You understand the state of detection well enough to act when:

  • You can explain, in structural terms, what perplexity and burstiness measure and why they fail on specific populations.
  • You can describe the failure modes of paraphrase tools without reaching for the "arms race" framing.
  • You can name at least three process-based assessment mechanisms and explain when each is appropriate.
  • You can advise a flagged student or author in terms of process evidence, not detector scores.
  • You can write or review a course or journal AI policy that does not depend on a single detector.
  • You can identify the populations at higher false-positive risk and design mitigations.

Open alternatives

  • For detection: there is no open-source detector that matches the best commercial tools, and the best commercial tools are not independently validated at the level required for high-stakes decisions. Process-based mechanisms are the open alternative.
  • For "humanizing": there is no open-source "humanizer" that is integrity-safe. The right alternative is a rewrite-from-understanding workflow, supported by read-aloud review and the AI-tell scanner in scientific-voice-style/SKILL.md.
  • For policy: open-licensed course and journal AI policies are available from several institutions; the structural features (process evidence, disclosure requirement, appeal path) are converging across them.

References

  • Public product and policy pages of GPTZero, Turnitin, Copyleaks, Originality.ai, Pangram.
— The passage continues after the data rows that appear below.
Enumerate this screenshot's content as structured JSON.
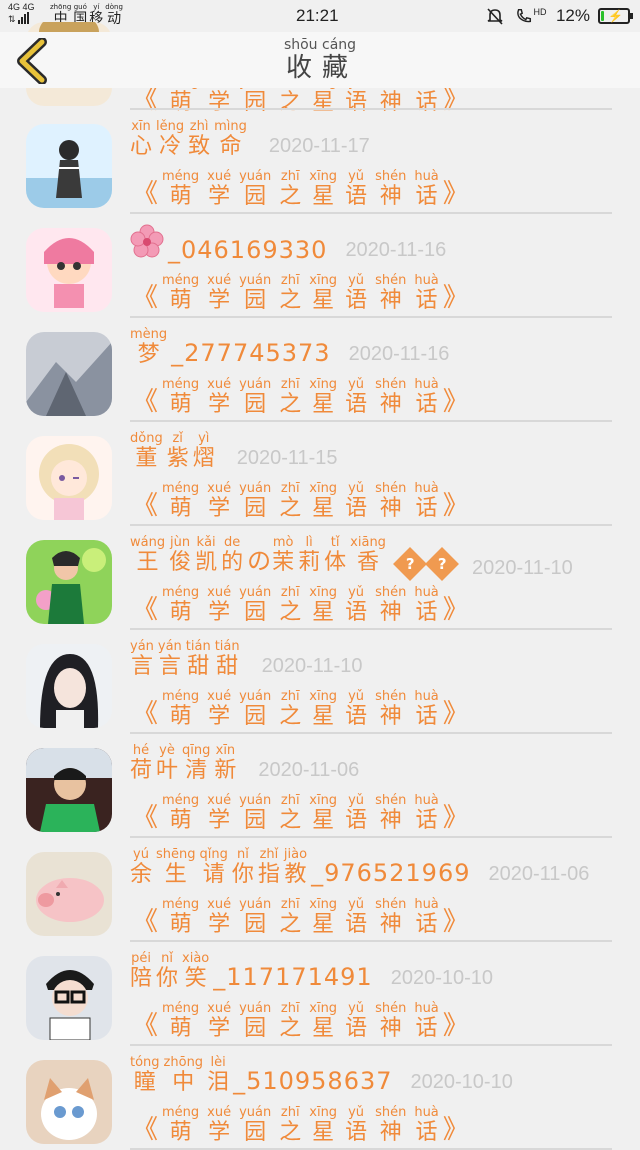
{
  "status": {
    "net_top": "4G 4G",
    "net_bottom": "⇅",
    "carrier": [
      {
        "ch": "中",
        "py": "zhōng"
      },
      {
        "ch": "国",
        "py": "guó"
      },
      {
        "ch": "移",
        "py": "yí"
      },
      {
        "ch": "动",
        "py": "dòng"
      }
    ],
    "time": "21:21",
    "hd": "HD",
    "battery": "12%",
    "battery_level": 0.12
  },
  "header": {
    "title_pinyin": "shōu cáng",
    "title": "收藏",
    "back_icon": "chevron-left-icon"
  },
  "subtitle": {
    "open": "《",
    "close": "》",
    "chars": [
      {
        "ch": "萌",
        "py": "méng"
      },
      {
        "ch": "学",
        "py": "xué"
      },
      {
        "ch": "园",
        "py": "yuán"
      },
      {
        "ch": "之",
        "py": "zhī"
      },
      {
        "ch": "星",
        "py": "xīng"
      },
      {
        "ch": "语",
        "py": "yǔ"
      },
      {
        "ch": "神",
        "py": "shén"
      },
      {
        "ch": "话",
        "py": "huà"
      }
    ]
  },
  "items": [
    {
      "name": [],
      "suffix": "",
      "date": "",
      "avatar": "partial"
    },
    {
      "name": [
        {
          "ch": "心",
          "py": "xīn"
        },
        {
          "ch": "冷",
          "py": "lěng"
        },
        {
          "ch": "致",
          "py": "zhì"
        },
        {
          "ch": "命",
          "py": "mìng"
        }
      ],
      "suffix": "",
      "date": "2020-11-17",
      "avatar": "blue"
    },
    {
      "name": [],
      "flower": true,
      "suffix": "_046169330",
      "date": "2020-11-16",
      "avatar": "pink"
    },
    {
      "name": [
        {
          "ch": "梦",
          "py": "mèng"
        }
      ],
      "suffix": "_277745373",
      "date": "2020-11-16",
      "avatar": "gray"
    },
    {
      "name": [
        {
          "ch": "董",
          "py": "dǒng"
        },
        {
          "ch": "紫",
          "py": "zǐ"
        },
        {
          "ch": "熠",
          "py": "yì"
        }
      ],
      "suffix": "",
      "date": "2020-11-15",
      "avatar": "anime"
    },
    {
      "name": [
        {
          "ch": "王",
          "py": "wáng"
        },
        {
          "ch": "俊",
          "py": "jùn"
        },
        {
          "ch": "凯",
          "py": "kǎi"
        },
        {
          "ch": "的",
          "py": "de"
        },
        {
          "ch": "の",
          "py": ""
        },
        {
          "ch": "茉",
          "py": "mò"
        },
        {
          "ch": "莉",
          "py": "lì"
        },
        {
          "ch": "体",
          "py": "tǐ"
        },
        {
          "ch": "香",
          "py": "xiāng"
        }
      ],
      "qmarks": 2,
      "suffix": "",
      "date": "2020-11-10",
      "avatar": "green"
    },
    {
      "name": [
        {
          "ch": "言",
          "py": "yán"
        },
        {
          "ch": "言",
          "py": "yán"
        },
        {
          "ch": "甜",
          "py": "tián"
        },
        {
          "ch": "甜",
          "py": "tián"
        }
      ],
      "suffix": "",
      "date": "2020-11-10",
      "avatar": "portrait"
    },
    {
      "name": [
        {
          "ch": "荷",
          "py": "hé"
        },
        {
          "ch": "叶",
          "py": "yè"
        },
        {
          "ch": "清",
          "py": "qīng"
        },
        {
          "ch": "新",
          "py": "xīn"
        }
      ],
      "suffix": "",
      "date": "2020-11-06",
      "avatar": "boy"
    },
    {
      "name": [
        {
          "ch": "余",
          "py": "yú"
        },
        {
          "ch": "生",
          "py": "shēng"
        },
        {
          "ch": "请",
          "py": "qǐng"
        },
        {
          "ch": "你",
          "py": "nǐ"
        },
        {
          "ch": "指",
          "py": "zhǐ"
        },
        {
          "ch": "教",
          "py": "jiào"
        }
      ],
      "suffix": "_976521969",
      "date": "2020-11-06",
      "avatar": "pig"
    },
    {
      "name": [
        {
          "ch": "陪",
          "py": "péi"
        },
        {
          "ch": "你",
          "py": "nǐ"
        },
        {
          "ch": "笑",
          "py": "xiào"
        }
      ],
      "suffix": "_117171491",
      "date": "2020-10-10",
      "avatar": "glasses"
    },
    {
      "name": [
        {
          "ch": "瞳",
          "py": "tóng"
        },
        {
          "ch": "中",
          "py": "zhōng"
        },
        {
          "ch": "泪",
          "py": "lèi"
        }
      ],
      "suffix": "_510958637",
      "date": "2020-10-10",
      "avatar": "cat"
    }
  ]
}
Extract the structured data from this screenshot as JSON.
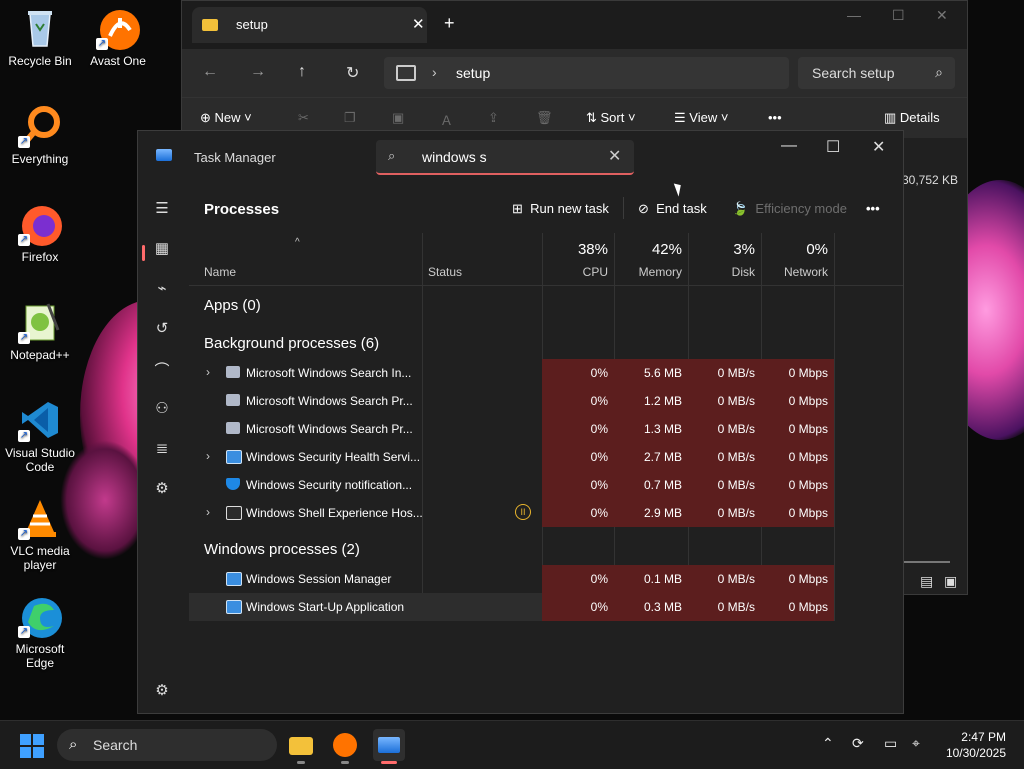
{
  "desktop": {
    "icons": [
      {
        "label": "Recycle Bin",
        "icon": "recycle-bin-icon"
      },
      {
        "label": "Avast One",
        "icon": "avast-icon"
      },
      {
        "label": "Everything",
        "icon": "everything-search-icon"
      },
      {
        "label": "Firefox",
        "icon": "firefox-icon"
      },
      {
        "label": "Notepad++",
        "icon": "notepad-plus-plus-icon"
      },
      {
        "label": "Visual Studio Code",
        "icon": "vscode-icon"
      },
      {
        "label": "VLC media player",
        "icon": "vlc-icon"
      },
      {
        "label": "Microsoft Edge",
        "icon": "edge-icon"
      }
    ]
  },
  "explorer": {
    "tab_title": "setup",
    "address": "setup",
    "search_placeholder": "Search setup",
    "cmd": {
      "new": "New",
      "sort": "Sort",
      "view": "View",
      "more": "•••",
      "details": "Details"
    },
    "visible_size": "30,752 KB"
  },
  "taskmgr": {
    "title": "Task Manager",
    "search_value": "windows s",
    "section": "Processes",
    "toolbar": {
      "run_new_task": "Run new task",
      "end_task": "End task",
      "efficiency_mode": "Efficiency mode",
      "more": "•••"
    },
    "columns": {
      "name": "Name",
      "status": "Status",
      "cpu_pct": "38%",
      "cpu": "CPU",
      "mem_pct": "42%",
      "mem": "Memory",
      "disk_pct": "3%",
      "disk": "Disk",
      "net_pct": "0%",
      "net": "Network"
    },
    "groups": {
      "apps": "Apps (0)",
      "background": "Background processes (6)",
      "windows": "Windows processes (2)"
    },
    "background": [
      {
        "name": "Microsoft Windows Search In...",
        "cpu": "0%",
        "mem": "5.6 MB",
        "disk": "0 MB/s",
        "net": "0 Mbps"
      },
      {
        "name": "Microsoft Windows Search Pr...",
        "cpu": "0%",
        "mem": "1.2 MB",
        "disk": "0 MB/s",
        "net": "0 Mbps"
      },
      {
        "name": "Microsoft Windows Search Pr...",
        "cpu": "0%",
        "mem": "1.3 MB",
        "disk": "0 MB/s",
        "net": "0 Mbps"
      },
      {
        "name": "Windows Security Health Servi...",
        "cpu": "0%",
        "mem": "2.7 MB",
        "disk": "0 MB/s",
        "net": "0 Mbps"
      },
      {
        "name": "Windows Security notification...",
        "cpu": "0%",
        "mem": "0.7 MB",
        "disk": "0 MB/s",
        "net": "0 Mbps"
      },
      {
        "name": "Windows Shell Experience Hos...",
        "cpu": "0%",
        "mem": "2.9 MB",
        "disk": "0 MB/s",
        "net": "0 Mbps"
      }
    ],
    "windows": [
      {
        "name": "Windows Session Manager",
        "cpu": "0%",
        "mem": "0.1 MB",
        "disk": "0 MB/s",
        "net": "0 Mbps"
      },
      {
        "name": "Windows Start-Up Application",
        "cpu": "0%",
        "mem": "0.3 MB",
        "disk": "0 MB/s",
        "net": "0 Mbps"
      }
    ]
  },
  "taskbar": {
    "search_label": "Search",
    "time": "2:47 PM",
    "date": "10/30/2025"
  }
}
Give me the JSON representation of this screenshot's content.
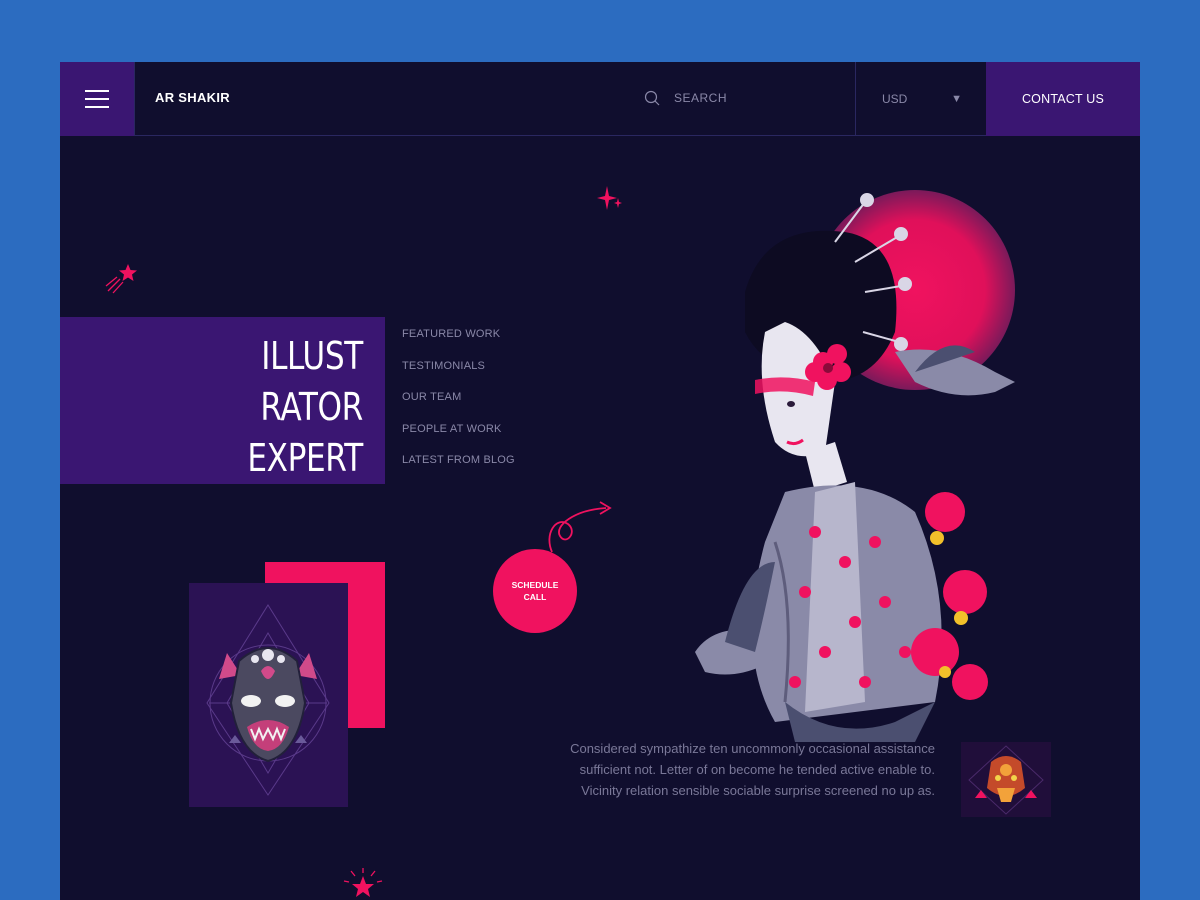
{
  "header": {
    "brand": "AR SHAKIR",
    "search_placeholder": "SEARCH",
    "currency": "USD",
    "contact_label": "CONTACT US"
  },
  "hero": {
    "title_lines": [
      "ILLUST",
      "RATOR",
      "EXPERT"
    ],
    "nav_items": [
      "FEATURED WORK",
      "TESTIMONIALS",
      "OUR TEAM",
      "PEOPLE AT WORK",
      "LATEST FROM BLOG"
    ],
    "schedule_label": "SCHEDULE CALL",
    "description": "Considered sympathize ten uncommonly occasional assistance sufficient not. Letter of on become he tended active enable to. Vicinity relation sensible sociable surprise screened no up as."
  },
  "colors": {
    "background": "#2c6cc0",
    "panel": "#100e2e",
    "purple": "#3a1672",
    "accent_pink": "#f0125f",
    "muted_text": "#8a88a8"
  },
  "icons": {
    "menu": "hamburger-icon",
    "search": "search-icon",
    "currency_dropdown": "caret-down-icon",
    "shooting_star": "shooting-star-icon",
    "sparkle": "sparkle-icon",
    "arrow": "curly-arrow-icon"
  }
}
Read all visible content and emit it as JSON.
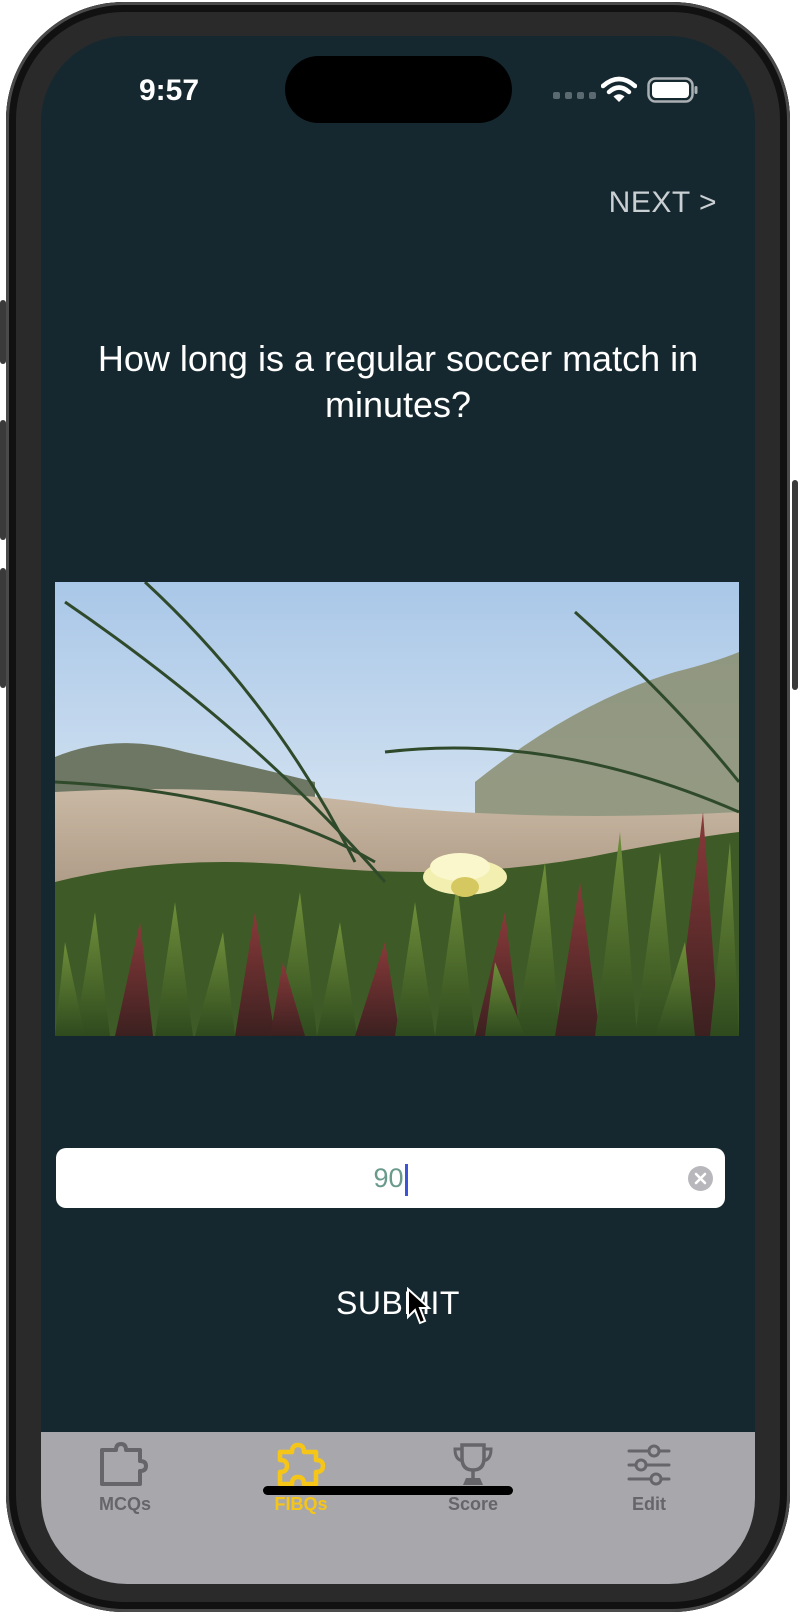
{
  "status_bar": {
    "time": "9:57"
  },
  "nav": {
    "next_label": "NEXT >"
  },
  "question": {
    "text": "How long is a regular soccer match in minutes?"
  },
  "answer_field": {
    "value": "90"
  },
  "submit_label": "SUBMIT",
  "tabs": [
    {
      "label": "MCQs",
      "icon": "puzzle-outline-icon",
      "selected": false
    },
    {
      "label": "FIBQs",
      "icon": "puzzle-icon",
      "selected": true
    },
    {
      "label": "Score",
      "icon": "trophy-icon",
      "selected": false
    },
    {
      "label": "Edit",
      "icon": "sliders-icon",
      "selected": false
    }
  ],
  "colors": {
    "background": "#16282f",
    "tab_bar": "#a8a8ac",
    "tab_selected": "#f5c518",
    "tab_unselected": "#66666a",
    "text": "#ffffff"
  }
}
Vendor accuracy claims change frequently; verify in current documentation and in third-party peer-reviewed evaluations.
  • University teaching-and-learning center guidance on AI detection and academic integrity. Verify in current institutional guidance for your context.
  • ICMJE, COPE, and major journal guidance on AI in submissions. See ai-disclosure-statement/SKILL.md.
  • Related ors-* skills: ors-humanizer-skills-text-humanizing-editorial, ors-humanizer-skills-ai-disclosure-statement, ors-humanizer-skills-scientific-voice-style.

Changelog

  • 1.0.0 (2026-06-10): Initial adaptation by Pradyumna Jayaram. Sources: public statements and product pages of GPTZero, Turnitin, Copyleaks, Originality.ai, Pangram (structural summary; specific accuracy claims not repeated); representative university teaching-and-learning center guidance. Added: false-positive analysis by population, paraphrase-tool failure mode explained structurally, process-based assessment as the institutional direction.